"Zebraliśmy w piątkowy wieczór ponad milion złotych! Na dziecięce hospicja, na dzieci chore na raka i domy dziecka. Pomaganie jest fajne" - napisał Mateusz Borek na Instagramie.
W taki sposób podsumował imprezę, na którym licytowano m.in. koszulkę Roberta Lewandowskiego z Bayernu Monachium oraz buty kapitana reprezentacji Polski. Trykot został sprzedany za 200 tys. zł!

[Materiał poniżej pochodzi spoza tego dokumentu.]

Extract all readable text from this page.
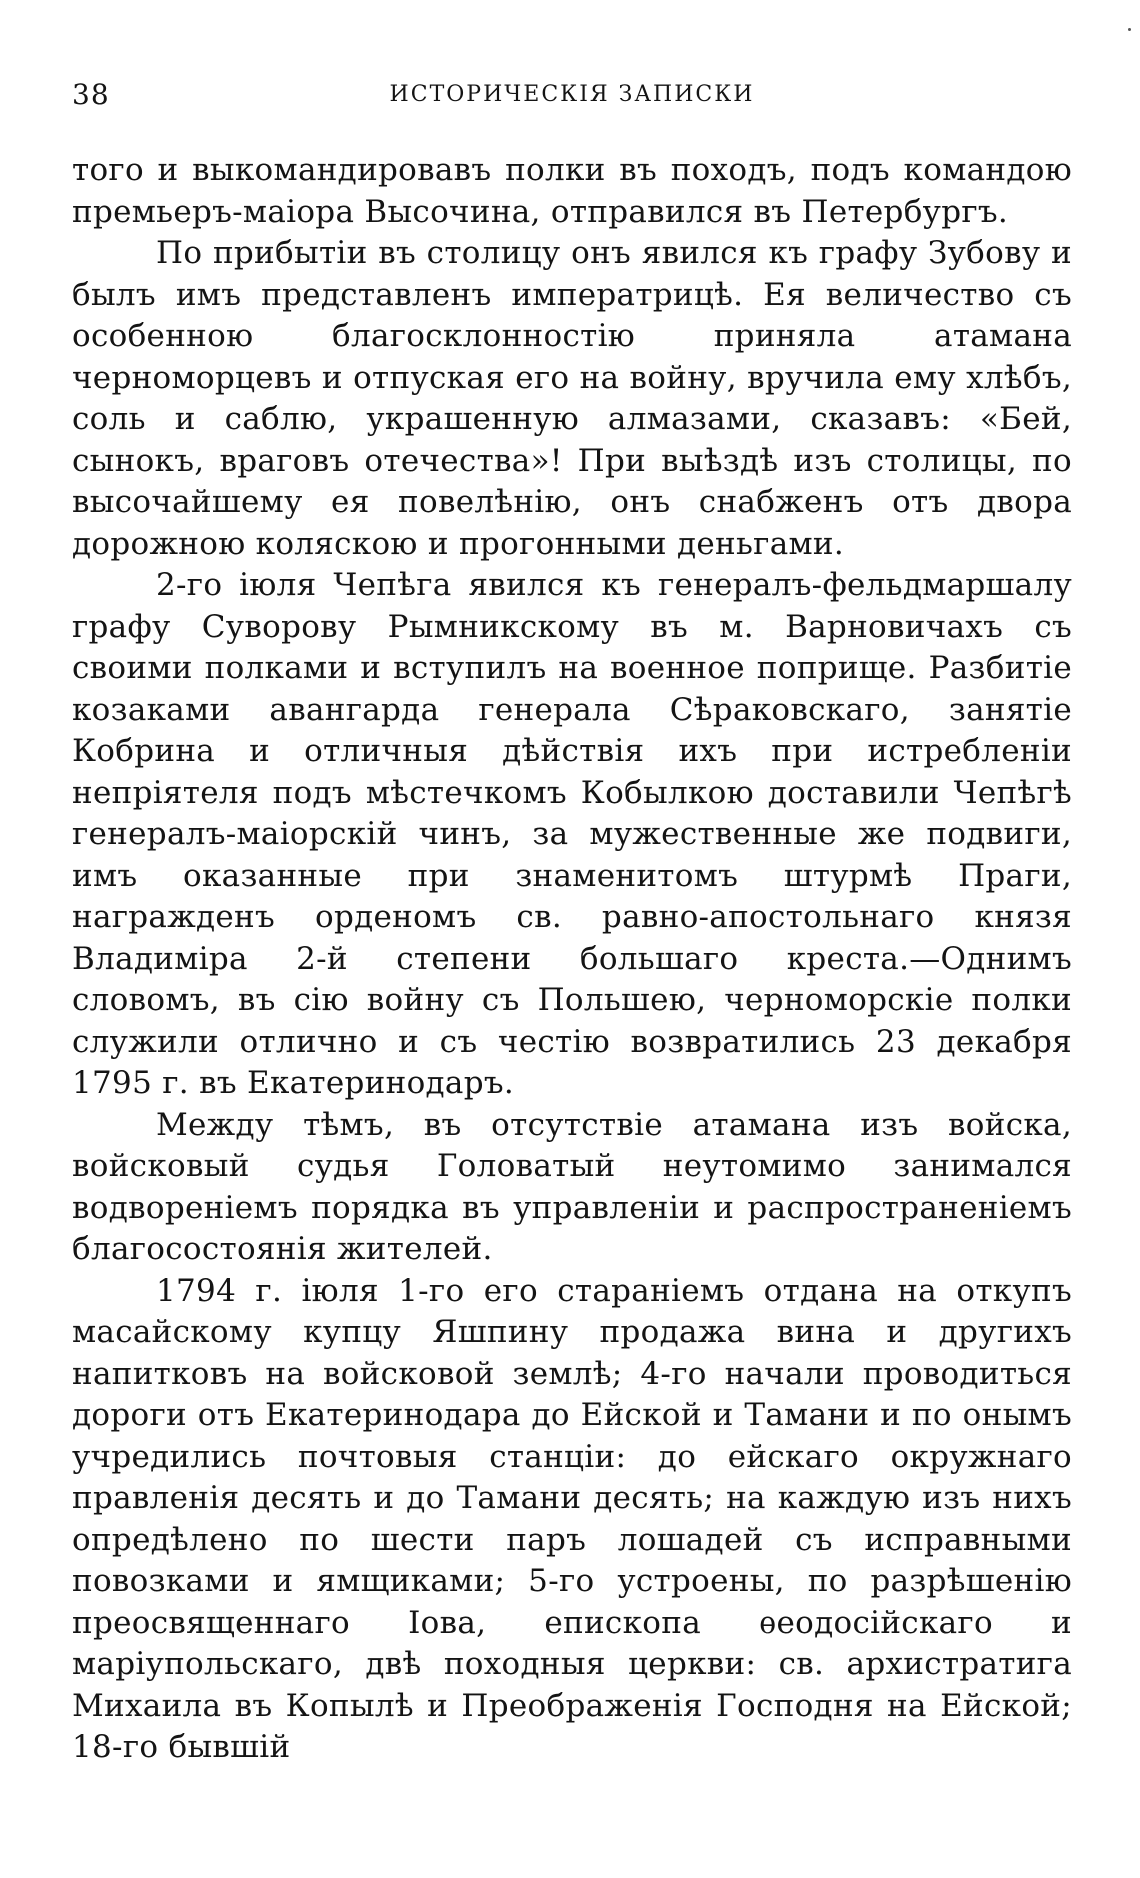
38	ИСТОРИЧЕСКІЯ ЗАПИСКИ

того и выкомандировавъ полки въ походъ, подъ командою премьеръ-маіора Высочина, отправился въ Петербургъ.

По прибытіи въ столицу онъ явился къ графу Зубову и былъ имъ представленъ императрицѣ. Ея величество съ особенною благосклонностію приняла атамана черноморцевъ и отпуская его на войну, вручила ему хлѣбъ, соль и саблю, украшенную алмазами, сказавъ: «Бей, сынокъ, враговъ отечества»! При выѣздѣ изъ столицы, по высочайшему ея повелѣнію, онъ снабженъ отъ двора дорожною коляскою и прогонными деньгами.

2-го іюля Чепѣга явился къ генералъ-фельдмаршалу графу Суворову Рымникскому въ м. Варновичахъ съ своими полками и вступилъ на военное поприще. Разбитіе козаками авангарда генерала Сѣраковскаго, занятіе Кобрина и отличныя дѣйствія ихъ при истребленіи непріятеля подъ мѣстечкомъ Кобылкою доставили Чепѣгѣ генералъ-маіорскій чинъ, за мужественные же подвиги, имъ оказанные при знаменитомъ штурмѣ Праги, награжденъ орденомъ св. равно-апостольнаго князя Владиміра 2-й степени большаго креста.—Однимъ словомъ, въ сію войну съ Польшею, черноморскіе полки служили отлично и съ честію возвратились 23 декабря 1795 г. въ Екатеринодаръ.

Между тѣмъ, въ отсутствіе атамана изъ войска, войсковый судья Головатый неутомимо занимался водвореніемъ порядка въ управленіи и распространеніемъ благосостоянія жителей.

1794 г. іюля 1-го его стараніемъ отдана на откупъ масайскому купцу Яшпину продажа вина и другихъ напитковъ на войсковой землѣ; 4-го начали проводиться дороги отъ Екатеринодара до Ейской и Тамани и по онымъ учредились почтовыя станціи: до ейскаго окружнаго правленія десять и до Тамани десять; на каждую изъ нихъ опредѣлено по шести паръ лошадей съ исправными повозками и ямщиками; 5-го устроены, по разрѣшенію преосвященнаго Іова, епископа ѳеодосійскаго и маріупольскаго, двѣ походныя церкви: св. архистратига Михаила въ Копылѣ и Преображенія Господня на Ейской; 18-го бывшій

Jego nowy właściciel meczową koszulkę odebrał z rąk samego Roberta Lewandowskiego, który pojawił się na imprezie. "Serdeczne podziękowania dla kapitana kadry @_rl9, który osobiście pomógł zlicytować swoje koszulki i buty do gry" - podkreślił Borek.
Z wpisu dziennikarza można ponadto wywnioskować, że Robert Lewandowski już wie, gdzie będzie kontynuował swoją karierę. "Chyba już trzeba napisać Gracias Lewy" - skomentował Borek.
"Gracias" to "dziękuję" w języku hiszpańskim. Właśnie Hiszpania ma stać się nowym domem kapitana reprezentacji Polski. Faworytem do jego pozyskania jest FC Barcelona. Sam "Lewy" nie wyobraża już sobie dalszej współpracy z Bayernem Monachium.
- Moja historia z Bayernem dobiegła końca. Po wszystkim, co się wydarzyło w ostatnich miesiącach, nie wyobrażam sobie dalszej dobrej współpracy. Zdaję sobie sprawę, że transfer będzie najlepszym rozwiązaniem dla obu stron - powiedział Robert Lewandowski na konferencji prasowej reprezentacji Polski.
Zobacz też:
Niemcy nie odpuszczają Lewandowskiemu. "Bezwstydne, skandaliczne zachowanie"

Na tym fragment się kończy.